People have no idea that when they buy a new home directly from the developer, they have no access to redress.

The recommendations come after a scandal over the poor quality of new homes built by Bovis, while other housebuilders have also faced similar complaints.

A recent survey by the Home Builders Federation and the main warranty provider, NHBC, showed that 98% of new-home buyers reported snags or bigger defects to their housebuilder after moving in.

The parliamentarians have proposed a snagging app that would enable buyers to photograph defects and send them to the builder, monitor the progress of complaints and go to the ombudsman if needed.

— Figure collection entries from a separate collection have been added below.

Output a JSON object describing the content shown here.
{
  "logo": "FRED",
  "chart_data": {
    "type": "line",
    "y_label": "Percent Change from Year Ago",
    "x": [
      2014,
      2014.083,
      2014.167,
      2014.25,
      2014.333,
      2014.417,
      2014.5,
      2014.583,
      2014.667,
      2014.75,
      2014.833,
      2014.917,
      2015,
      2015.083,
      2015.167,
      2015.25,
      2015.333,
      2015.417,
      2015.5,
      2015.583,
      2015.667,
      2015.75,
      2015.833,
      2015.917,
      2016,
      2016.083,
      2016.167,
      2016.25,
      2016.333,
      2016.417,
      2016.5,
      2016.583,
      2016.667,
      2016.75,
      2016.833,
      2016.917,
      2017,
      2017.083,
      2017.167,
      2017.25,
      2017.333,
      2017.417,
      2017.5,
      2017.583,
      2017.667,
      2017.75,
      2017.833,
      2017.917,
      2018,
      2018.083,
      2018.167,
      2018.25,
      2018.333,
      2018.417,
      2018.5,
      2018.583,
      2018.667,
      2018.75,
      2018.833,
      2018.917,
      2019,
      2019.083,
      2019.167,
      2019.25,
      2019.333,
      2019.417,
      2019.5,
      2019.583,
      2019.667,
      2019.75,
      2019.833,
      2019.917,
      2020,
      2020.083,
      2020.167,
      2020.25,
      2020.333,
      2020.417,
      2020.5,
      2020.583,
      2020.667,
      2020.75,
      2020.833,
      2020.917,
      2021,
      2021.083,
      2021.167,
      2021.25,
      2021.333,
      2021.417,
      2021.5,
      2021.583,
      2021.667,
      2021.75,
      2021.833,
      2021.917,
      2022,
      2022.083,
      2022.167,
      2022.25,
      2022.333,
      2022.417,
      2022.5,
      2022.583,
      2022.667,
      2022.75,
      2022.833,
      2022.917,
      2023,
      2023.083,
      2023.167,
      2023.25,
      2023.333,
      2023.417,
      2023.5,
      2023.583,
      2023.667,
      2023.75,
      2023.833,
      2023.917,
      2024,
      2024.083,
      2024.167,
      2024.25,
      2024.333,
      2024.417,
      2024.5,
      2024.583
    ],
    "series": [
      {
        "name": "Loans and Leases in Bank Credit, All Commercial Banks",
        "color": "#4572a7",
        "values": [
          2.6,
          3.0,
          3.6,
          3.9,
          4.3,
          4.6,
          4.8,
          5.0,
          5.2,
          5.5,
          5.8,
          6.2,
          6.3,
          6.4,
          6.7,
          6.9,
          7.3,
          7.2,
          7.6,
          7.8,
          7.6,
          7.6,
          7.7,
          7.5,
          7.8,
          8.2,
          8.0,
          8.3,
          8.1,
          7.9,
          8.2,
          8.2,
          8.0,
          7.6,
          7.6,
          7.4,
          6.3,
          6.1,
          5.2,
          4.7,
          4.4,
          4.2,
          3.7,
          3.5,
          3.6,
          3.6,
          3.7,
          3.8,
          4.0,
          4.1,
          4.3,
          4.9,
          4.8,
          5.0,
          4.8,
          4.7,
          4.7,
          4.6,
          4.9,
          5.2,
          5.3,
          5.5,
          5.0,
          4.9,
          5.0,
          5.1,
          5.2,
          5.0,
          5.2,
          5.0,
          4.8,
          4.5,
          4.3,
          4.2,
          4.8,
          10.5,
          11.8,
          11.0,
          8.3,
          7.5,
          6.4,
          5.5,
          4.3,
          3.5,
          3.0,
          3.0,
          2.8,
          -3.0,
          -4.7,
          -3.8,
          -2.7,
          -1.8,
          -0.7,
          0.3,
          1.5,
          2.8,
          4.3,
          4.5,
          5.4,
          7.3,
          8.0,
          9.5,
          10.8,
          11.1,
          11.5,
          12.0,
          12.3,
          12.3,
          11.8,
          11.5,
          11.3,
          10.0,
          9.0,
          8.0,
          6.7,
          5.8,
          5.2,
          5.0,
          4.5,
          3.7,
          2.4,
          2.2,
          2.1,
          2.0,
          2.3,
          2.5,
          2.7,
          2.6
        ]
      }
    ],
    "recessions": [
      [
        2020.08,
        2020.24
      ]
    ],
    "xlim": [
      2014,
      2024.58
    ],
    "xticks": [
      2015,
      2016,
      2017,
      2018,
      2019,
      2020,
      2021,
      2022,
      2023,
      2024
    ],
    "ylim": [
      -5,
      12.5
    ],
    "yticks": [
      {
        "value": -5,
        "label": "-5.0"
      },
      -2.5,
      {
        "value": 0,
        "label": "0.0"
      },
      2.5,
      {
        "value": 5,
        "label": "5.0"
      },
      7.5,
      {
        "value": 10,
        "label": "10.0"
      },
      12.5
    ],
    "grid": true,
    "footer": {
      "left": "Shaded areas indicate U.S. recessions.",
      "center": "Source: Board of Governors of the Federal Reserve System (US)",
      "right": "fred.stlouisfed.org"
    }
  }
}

Dominic Raab, the housing minister, said this week that the “vice-like grip” of the big developers must be broken to boost the building of affordable homes.

Lord Best, vice-chair of the all-party group, says: “Buying a new home is stressful enough, but buying a defective one, as we heard from witnesses, can take a toll on people’s wellbeing as they wrestle with a Kafkaesque system seemingly designed to be unhelpful.”

The proposed scheme would be modelled on the property ombudsman, to which all estate agents must belong. If they are struck off, they can no longer trade.

Katrine Sporle, the property ombudsman, says: “New homes should be covered by an ombudsman. People have no idea that when they buy a new home directly from the developer, they have no access to redress.”

The proposed scheme would cover the first two years following a house purchase when housebuilders are liable for defects, while subsequent problems would be down to the warranty providers.

The report says: “Affected homebuyers are exasperated not so much by the existence of defects but by a builder’s failure or even refusal to put them right. Submissions we received described how buying a new home had been ‘the worst decision of their life’; how it was like ‘going through hell’ as the complaint passed between housebuilders and warranty providers; and how fighting for redress was taking a toll on their health.”

The proposals have been presented to the ministry of housing, communities and local government as part of its consultation on a single housing ombudsman.”